South Carolina Community Health Worker Association

Our History & Team

The South Carolina Community Health Worker Association (SCCHWA) was founded in December 2014 in response to Community Health Workers (CHWs) voicing their need to be better trained, better supported, and better heard. In 2017 SCCHWA became a 501(c)(3) nonprofit membership-driven organization with a mission to support the CHWs workforce across South Carolina as they work to promote health equity and social justice.

Our Objectives & Mission

Align CHW training in South Carolina with nationally established core competencies, including standardizing the experiential learning component of CHW curriculum.

Promote uniform standards and requirements for the training, certification, and continuing education of CHWs and CHW Instructors in South Carolina.

Educate those working in the health and social service sectors about the role, scope of services, evidence of success, and best practices related to CHWs.

Develop and enhance opportunities for building the CHW workforce and its capacity to succeed.


Current Projects

The African American Rural Women In COVID Project

In a collaborative partnership with the CDC, the University of South Carolina School of Public Health through research activities hopes to understand the impact of COVID-19 of African American Women in rural counties across South Carolina.

U of SC Researchers are partnering with SCCHWA to gather information through CHW Community Engaged Researchers (CERs). These are CHWs who have been trained and equipped with community engaged research skills concerning how to appropriately conduct surveys, use of data collection tools and the proper adherence to protocols regarding confidentiality, informed consent, and non-bias research practices with community members, as well as in-depth interviews with community leaders to identify multilevel barriers and facilitators their resilience through mixed methodology. 

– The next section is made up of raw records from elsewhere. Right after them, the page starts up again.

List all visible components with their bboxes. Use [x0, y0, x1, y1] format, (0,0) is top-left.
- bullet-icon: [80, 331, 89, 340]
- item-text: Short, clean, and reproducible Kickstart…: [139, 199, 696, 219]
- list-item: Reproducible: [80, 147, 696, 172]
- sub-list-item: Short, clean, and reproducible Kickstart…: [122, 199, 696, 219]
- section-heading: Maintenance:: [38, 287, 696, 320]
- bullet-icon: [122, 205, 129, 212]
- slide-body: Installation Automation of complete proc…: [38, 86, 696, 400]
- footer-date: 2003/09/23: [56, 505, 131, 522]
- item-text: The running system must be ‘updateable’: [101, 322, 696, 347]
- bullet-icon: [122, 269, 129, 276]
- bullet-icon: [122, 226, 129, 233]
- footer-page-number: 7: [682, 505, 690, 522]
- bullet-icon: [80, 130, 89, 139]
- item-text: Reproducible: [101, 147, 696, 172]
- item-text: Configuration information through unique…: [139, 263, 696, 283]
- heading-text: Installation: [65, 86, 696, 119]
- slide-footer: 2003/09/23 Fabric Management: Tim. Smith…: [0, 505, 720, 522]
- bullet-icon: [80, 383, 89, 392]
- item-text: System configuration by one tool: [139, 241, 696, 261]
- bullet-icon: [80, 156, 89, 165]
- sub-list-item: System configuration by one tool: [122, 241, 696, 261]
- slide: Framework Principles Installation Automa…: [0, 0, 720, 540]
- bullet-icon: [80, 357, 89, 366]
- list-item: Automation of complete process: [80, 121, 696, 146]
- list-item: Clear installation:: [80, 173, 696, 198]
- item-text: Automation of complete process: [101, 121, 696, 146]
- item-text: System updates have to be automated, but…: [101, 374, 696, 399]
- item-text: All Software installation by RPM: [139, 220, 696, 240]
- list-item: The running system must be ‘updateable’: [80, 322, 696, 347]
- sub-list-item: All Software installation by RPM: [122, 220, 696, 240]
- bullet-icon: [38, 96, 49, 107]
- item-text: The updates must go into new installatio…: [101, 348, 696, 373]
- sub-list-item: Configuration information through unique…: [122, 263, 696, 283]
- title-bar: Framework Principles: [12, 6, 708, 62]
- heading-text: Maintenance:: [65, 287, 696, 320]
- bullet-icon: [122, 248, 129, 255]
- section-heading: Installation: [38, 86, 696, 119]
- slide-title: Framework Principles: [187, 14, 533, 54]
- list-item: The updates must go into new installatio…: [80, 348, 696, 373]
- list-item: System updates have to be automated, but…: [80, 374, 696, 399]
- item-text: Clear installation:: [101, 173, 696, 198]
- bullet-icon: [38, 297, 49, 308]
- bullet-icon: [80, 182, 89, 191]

CHW CERs are actively engaged in their respective communities documenting authentic responses of rural women of color concerning resilience, lived experiences, barriers to resources for mental and physical healthcare through individual interviews. 

Likewise, CERs will utilize their collective responses for the purpose of developing and reporting on public health practice including strategies to improve health system’s emergency preparedness and response through the multilevel lens of resilience.